Di tutt’altro tenore un articolo sulla Gazzetta del Mezzogiorno a firma di Lino Patruno, che è solo omonimo del musicista co-fondatore del gruppo dei Gufi, ma un po’ fa sorridere nell’attribuire esclusivamente al pregiudizio nordista la critica all’attendibilità del dato pugliese, su cui mi pare difficile non avere qualche dubbio.
Ma per venire un po’ incontro a Patruno si deve rilevare  che,  se tra i dati forniti dal Miur si  prendono in considerazione non i numeri assoluti delle lodi, ma, forse più correttamente, le percentuali delle lodi sul numero degli studenti esaminati regione per regione, ai piani alti della classifica non c’è solo il sud. La Puglia è nettamente in testa con il 2%, ma al secondo posto c’è l’Umbria con l’1,5%, poi il Molise con l’1,3%, la Calabria e le Marche con l’1,2%, la Sicilia e l’Emilia Romagna con lo 0,9%  e via via decrescendo verso nord  fino allo 0,3% della Lombardia.
Se si considera la distribuzione dei 100 senza lode, si hanno dei dati sostanzialmente simili, ma in questo caso la Puglia è solo seconda con il 6,6%,  preceduta dalla Calabria con il 7,3%; al terzo posto l’Umbria con il 6,1%, mentre anche qui la più avara è la Lombardia con il 2,5%.
Salamone nel suo articolo indica tra le cause di questa vera e propria “disgregazione del sistema valutativo, la sua arbitrarietà e inattendibilità” la nomina a livello locale e non più nazionale  delle commissioni (io aggiungerei la composizione mista di interni ed esterni), con maturandi e commissari che “giocano in casa”. Si tratta certamente di un aspetto importante, che è però parte di un complessivo processo di svalutazione dell’Esame di Stato, previsto  dalla Costituzione come fondamentale momento di verifica e oggi poco più di un momento rituale.
Il punto è che sembra essersi quasi del tutto smarrita la consapevolezza  che la credibilità degli Esami di Stato (e più in generale della scuola pubblica) è parte integrante di un bene comune a cui non è possibile rinunciare senza gravi danni per la società  e per gli stessi giovani come futuri cittadini.
I lettori di questo blog ricorderanno i nostri appelli per la correttezza degli esami e le numerosissime testimonianze su comportamenti censurabili, a volte gravemente scorretti, che però appaiono persino doverosi e moralmente ineccepibili  a quei docenti commissari d’esame che più o meno consapevolmente hanno messo da parte la tutela dell’interesse generale  a favore di male intesi interessi particolari.
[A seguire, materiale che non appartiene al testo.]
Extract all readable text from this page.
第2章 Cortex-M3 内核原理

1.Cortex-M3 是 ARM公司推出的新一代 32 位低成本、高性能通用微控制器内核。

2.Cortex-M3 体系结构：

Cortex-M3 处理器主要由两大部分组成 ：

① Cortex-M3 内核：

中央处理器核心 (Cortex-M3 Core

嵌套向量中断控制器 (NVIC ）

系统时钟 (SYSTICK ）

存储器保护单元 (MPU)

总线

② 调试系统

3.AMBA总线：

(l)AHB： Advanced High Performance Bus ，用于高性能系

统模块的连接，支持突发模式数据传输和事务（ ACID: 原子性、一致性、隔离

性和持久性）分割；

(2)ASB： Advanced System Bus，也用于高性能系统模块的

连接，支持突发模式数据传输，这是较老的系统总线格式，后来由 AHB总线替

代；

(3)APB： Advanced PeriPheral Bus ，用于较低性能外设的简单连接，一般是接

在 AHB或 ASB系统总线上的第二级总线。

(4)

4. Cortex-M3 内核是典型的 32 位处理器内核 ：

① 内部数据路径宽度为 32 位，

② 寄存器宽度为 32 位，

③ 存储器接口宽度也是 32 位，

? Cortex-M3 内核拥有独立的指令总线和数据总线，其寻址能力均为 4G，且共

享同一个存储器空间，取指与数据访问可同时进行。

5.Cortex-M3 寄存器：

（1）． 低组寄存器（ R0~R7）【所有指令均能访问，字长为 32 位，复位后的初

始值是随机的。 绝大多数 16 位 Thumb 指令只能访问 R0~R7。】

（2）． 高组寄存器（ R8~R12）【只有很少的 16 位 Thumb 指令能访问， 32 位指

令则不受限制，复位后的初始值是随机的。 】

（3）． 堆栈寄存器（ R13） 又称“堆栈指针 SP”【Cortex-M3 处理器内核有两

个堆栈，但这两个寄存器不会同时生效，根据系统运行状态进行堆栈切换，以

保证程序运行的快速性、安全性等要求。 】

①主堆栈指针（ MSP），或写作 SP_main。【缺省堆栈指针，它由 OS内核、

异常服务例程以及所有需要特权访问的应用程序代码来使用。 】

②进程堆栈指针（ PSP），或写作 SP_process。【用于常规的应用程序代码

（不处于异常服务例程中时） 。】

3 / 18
E ricorderanno anche come i ministri di turno hanno risposto a quegli appelli: con l’indifferenza, qualcuno persino con arroganza (è il caso di Profumo); eppure dovrebbero essere ben consapevoli di quale sia  l'interesse generale.
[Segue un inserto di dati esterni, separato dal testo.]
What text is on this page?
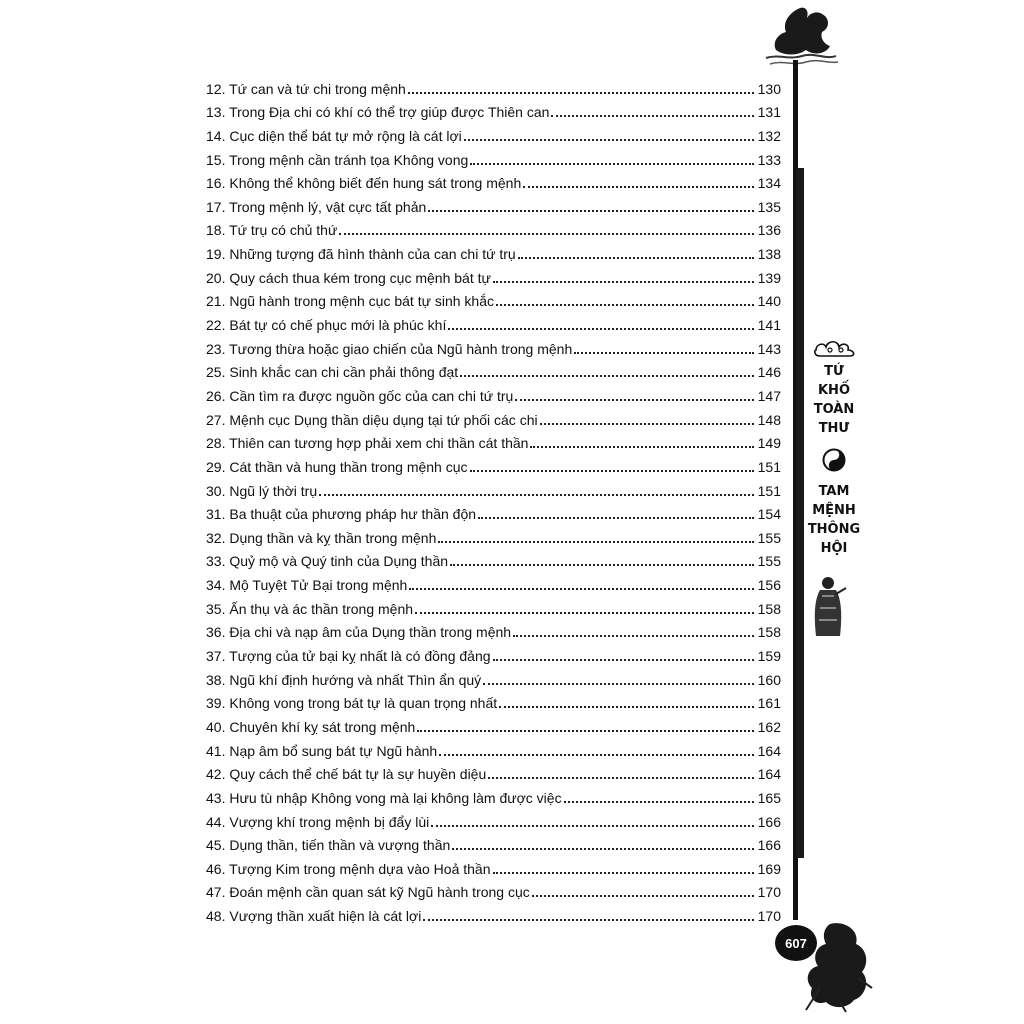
12. Tứ can và tứ chi trong mệnh	130
13. Trong Địa chi có khí có thể trợ giúp được Thiên can	131
14. Cục diện thể bát tự mở rộng là cát lợi	132
15. Trong mệnh cần tránh tọa Không vong	133
16. Không thể không biết đến hung sát trong mệnh	134
17. Trong mệnh lý, vật cực tất phản	135
18. Tứ trụ có chủ thứ	136
19. Những tượng đã hình thành của can chi tứ trụ	138
20. Quy cách thua kém trong cục mệnh bát tự	139
21. Ngũ hành trong mệnh cục bát tự sinh khắc	140
22. Bát tự có chế phục mới là phúc khí	141
23. Tương thừa hoặc giao chiến của Ngũ hành trong mệnh	143
25. Sinh khắc can chi cần phải thông đạt	146
26. Cần tìm ra được nguồn gốc của can chi tứ trụ	147
27. Mệnh cục Dụng thần diệu dụng tại tứ phối các chi	148
28. Thiên can tương hợp phải xem chi thần cát thần	149
29. Cát thần và hung thần trong mệnh cục	151
30. Ngũ lý thời trụ	151
31. Ba thuật của phương pháp hư thần độn	154
32. Dụng thần và kỵ thần trong mệnh	155
33. Quỷ mộ và Quý tinh của Dụng thần	155
34. Mộ Tuyệt Tử Bại trong mệnh	156
35. Ấn thụ và ác thần trong mệnh	158
36. Địa chi và nạp âm của Dụng thần trong mệnh	158
37. Tượng của tử bại kỵ nhất là có đồng đảng	159
38. Ngũ khí định hướng và nhất Thìn ẩn quý	160
39. Không vong trong bát tự là quan trọng nhất	161
40. Chuyên khí kỵ sát trong mệnh	162
41. Nạp âm bổ sung bát tự Ngũ hành	164
42. Quy cách thể chế bát tự là sự huyền diệu	164
43. Hưu tù nhập Không vong mà lại không làm được việc	165
44. Vượng khí trong mệnh bị đẩy lùi	166
45. Dụng thần, tiến thần và vượng thần	166
46. Tượng Kim trong mệnh dựa vào Hoả thần	169
47. Đoán mệnh cần quan sát kỹ Ngũ hành trong cục	170
48. Vượng thần xuất hiện là cát lợi	170
TỨ
KHỐ
TOÀN
THƯ
TAM
MỆNH
THÔNG
HỘI
607
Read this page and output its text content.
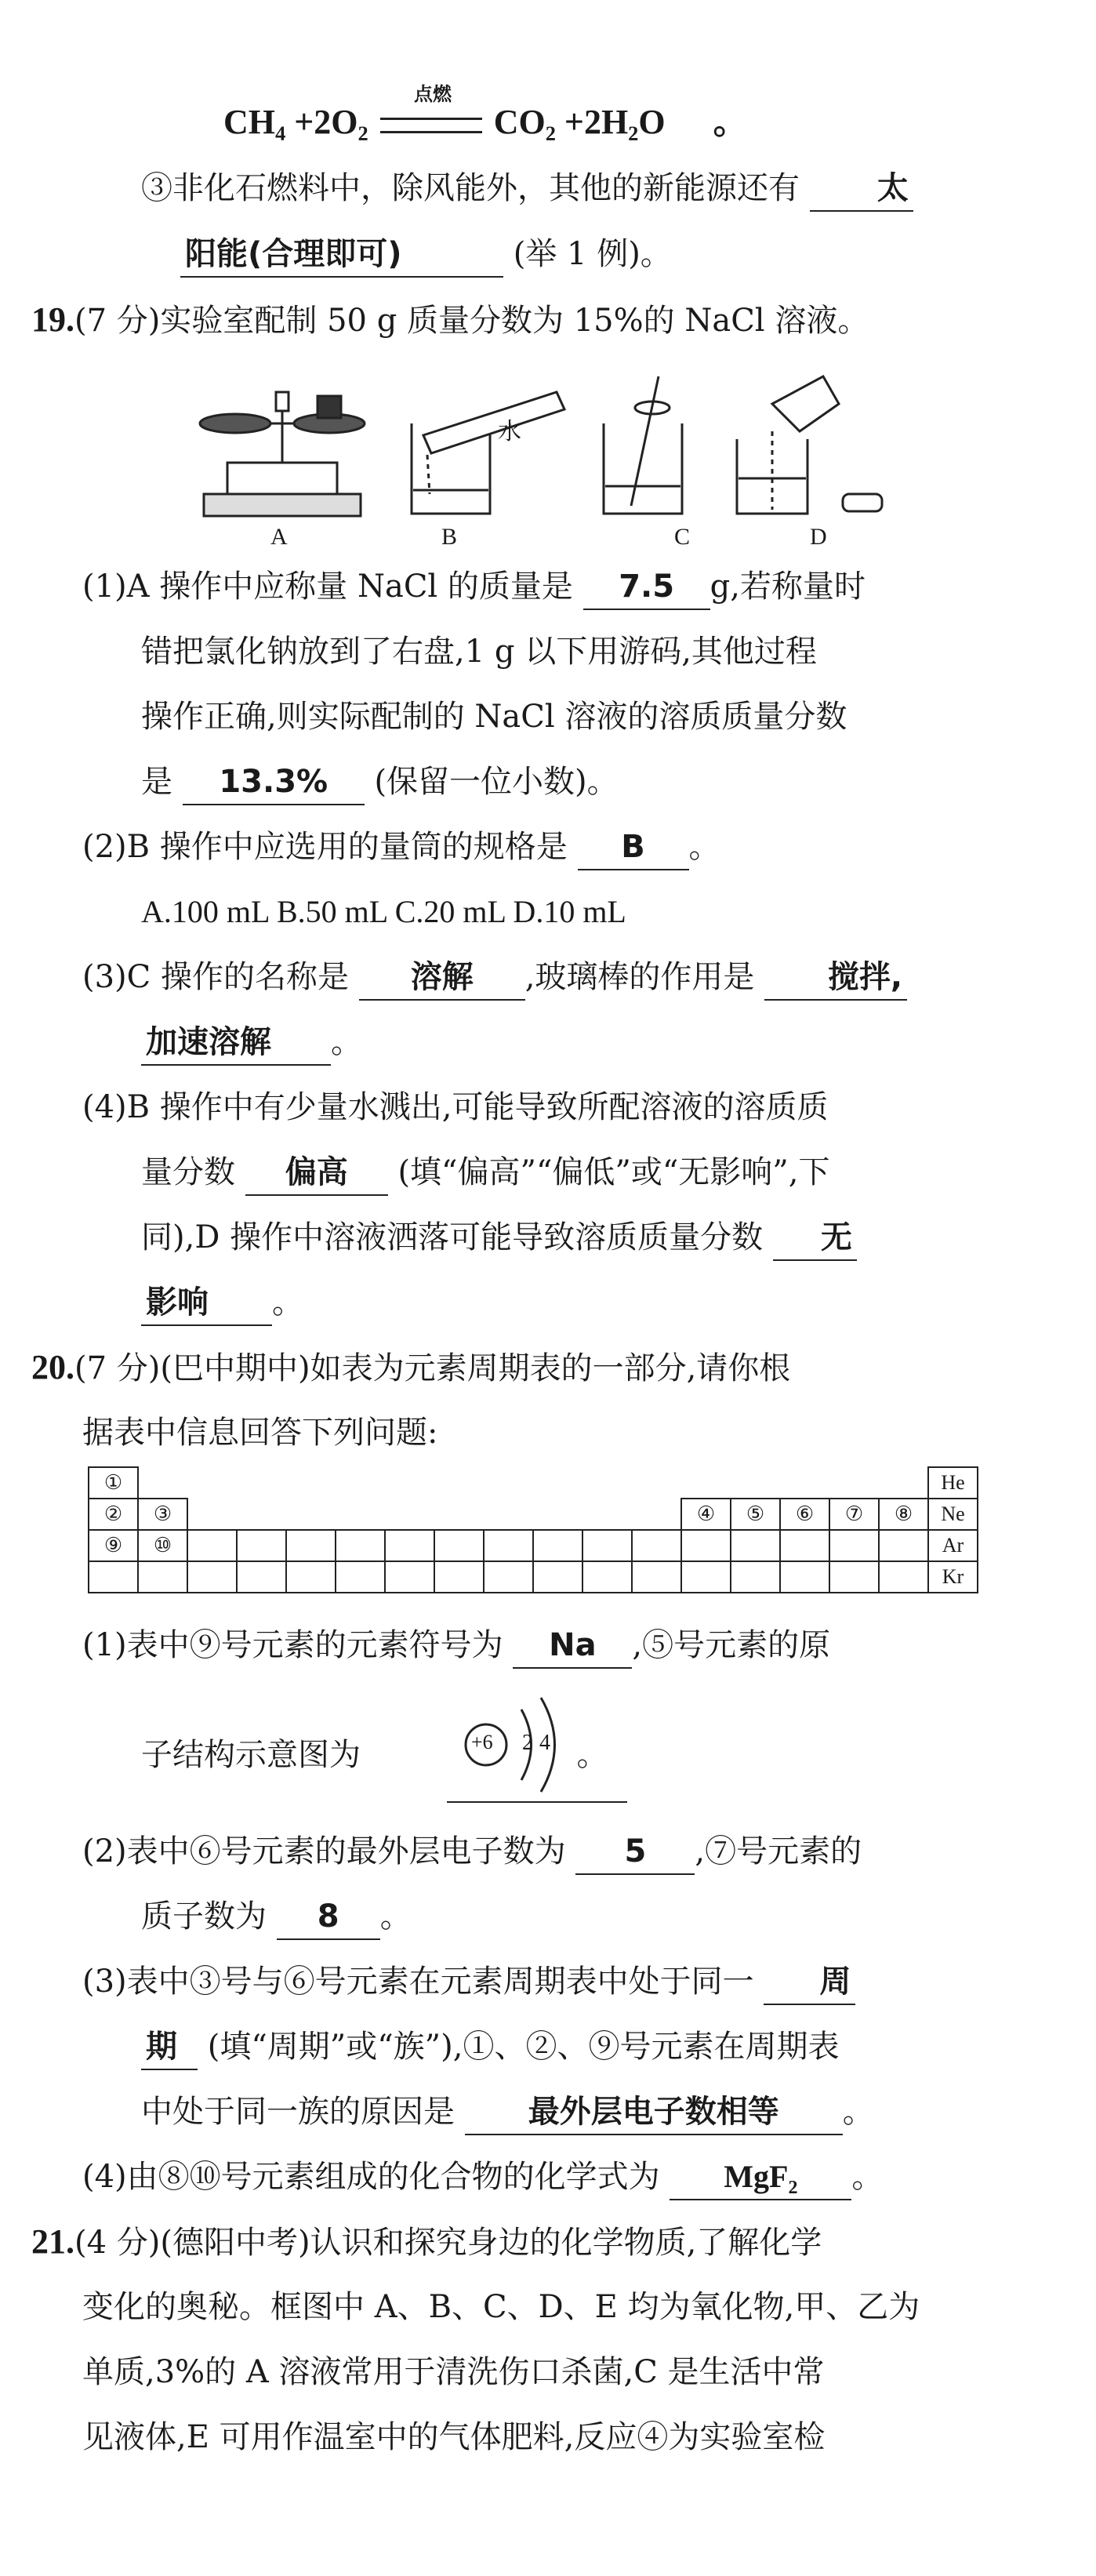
点燃
CH₄ +2O₂	CO₂ +2H₂O 。
③非化石燃料中，除风能外，其他的新能源还有 太
阳能(合理即可)	(举 1 例)。
19.(7 分)实验室配制 50 g 质量分数为 15%的 NaCl 溶液。
水
A	B	C	D
(1)A 操作中应称量 NaCl 的质量是 7.5 g,若称量时
错把氯化钠放到了右盘,1 g 以下用游码,其他过程
操作正确,则实际配制的 NaCl 溶液的溶质质量分数
是 13.3% (保留一位小数)。
(2)B 操作中应选用的量筒的规格是 B 。
A.100 mL B.50 mL C.20 mL D.10 mL
(3)C 操作的名称是 溶解 ,玻璃棒的作用是 搅拌,
加速溶解 。
(4)B 操作中有少量水溅出,可能导致所配溶液的溶质质
量分数 偏高 (填“偏高”“偏低”或“无影响”,下
同),D 操作中溶液洒落可能导致溶质质量分数 无
影响 。
20.(7 分)(巴中期中)如表为元素周期表的一部分,请你根
据表中信息回答下列问题:
①																	He
②	③											④	⑤	⑥	⑦	⑧	Ne
⑨	⑩																Ar
																	Kr
(1)表中⑨号元素的元素符号为 Na ,⑤号元素的原
子结构示意图为	。
+6 2 4
(2)表中⑥号元素的最外层电子数为 5 ,⑦号元素的
质子数为 8 。
(3)表中③号与⑥号元素在元素周期表中处于同一 周
期 (填“周期”或“族”),①、②、⑨号元素在周期表
中处于同一族的原因是 最外层电子数相等 。
(4)由⑧⑩号元素组成的化合物的化学式为 MgF₂ 。
21.(4 分)(德阳中考)认识和探究身边的化学物质,了解化学
变化的奥秘。框图中 A、B、C、D、E 均为氧化物,甲、乙为
单质,3%的 A 溶液常用于清洗伤口杀菌,C 是生活中常
见液体,E 可用作温室中的气体肥料,反应④为实验室检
Il problema dunque è della scuola italiana nel suo insieme, anche se, tornando ai dati del Ministero, mi sembra difficile in linea di massima non attribuire alla malintesa generosità di cui sopra le percentuali più elevate di 100 e lode, e in generale di punteggi molto alti, a meno di non concludere che gli studenti lombardi sono sei o sette volte più testoni dei loro colleghi pugliesi. 
Andrea Ragazzini

domenica 3 agosto 2014

IL PREZZO PAGATO ALLA TOLLERANZA CHE NON HA CONFINI

Le immagini pubblicate sul Corriere fiorentino di sabato scorso confermano, se era necessario, quanto drammatiche siano le notti di alcune aree della città. E queste fotografie, probabilmente destinate a fare il giro del mondo, spiegano come mai decine di intellettuali, unitamente a centinaia e centinaia di cittadini e associazioni di ogni genere abbiano, poche settimane fa, deciso di uscire allo scoperto con un documento che denuncia il degrado a cui si è arrivati e la violenza a cui sono sottoposti i cittadini che subiscono le notti della movida, dominate dal nichilismo più tragico. 
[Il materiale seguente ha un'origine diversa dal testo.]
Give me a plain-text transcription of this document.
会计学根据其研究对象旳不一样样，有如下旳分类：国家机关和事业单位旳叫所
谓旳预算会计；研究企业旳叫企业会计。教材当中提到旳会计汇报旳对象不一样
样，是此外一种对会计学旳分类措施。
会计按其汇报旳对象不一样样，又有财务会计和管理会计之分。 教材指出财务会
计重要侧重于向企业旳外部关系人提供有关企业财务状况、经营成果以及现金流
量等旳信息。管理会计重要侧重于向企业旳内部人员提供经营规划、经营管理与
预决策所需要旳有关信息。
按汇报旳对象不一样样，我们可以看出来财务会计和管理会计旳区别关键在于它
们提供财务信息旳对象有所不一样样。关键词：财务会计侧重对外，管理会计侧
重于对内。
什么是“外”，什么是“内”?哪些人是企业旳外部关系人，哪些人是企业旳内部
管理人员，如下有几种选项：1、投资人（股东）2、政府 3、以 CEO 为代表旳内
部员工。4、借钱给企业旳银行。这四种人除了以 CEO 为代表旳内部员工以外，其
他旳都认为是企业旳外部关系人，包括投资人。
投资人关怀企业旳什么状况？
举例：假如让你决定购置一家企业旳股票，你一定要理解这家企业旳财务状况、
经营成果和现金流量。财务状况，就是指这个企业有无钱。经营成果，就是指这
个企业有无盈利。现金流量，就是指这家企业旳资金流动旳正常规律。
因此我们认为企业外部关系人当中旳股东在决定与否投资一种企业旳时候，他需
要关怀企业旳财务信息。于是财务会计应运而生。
Il sospetto  è che tale degrado, almeno in certi casi, sia  legato ad interessi concreti tra certo sottobosco politico-amministrativo e certi “padroni” delle notti. E questo sospetto emerge con forza soprattutto in certi luoghi di villeggiatura,  ove  sarebbe interessante indagare se le licenze di certi localacci  abituati  a vendere impunemente  alcoolici a tutte le ore e a chiunque, minori compresi, e ad attirare i giovanissimi con musiche a tutto volume fin alle prime luci dell’alba, non siano state concesse grazie a legami familistici  diretti o indiretti con qualche  amministratore del luogo. Di fronte a tutto questo si registra una sconcertante tolleranza da parte  delle autorità preposte a tutelare la quiete e la salute pubblica.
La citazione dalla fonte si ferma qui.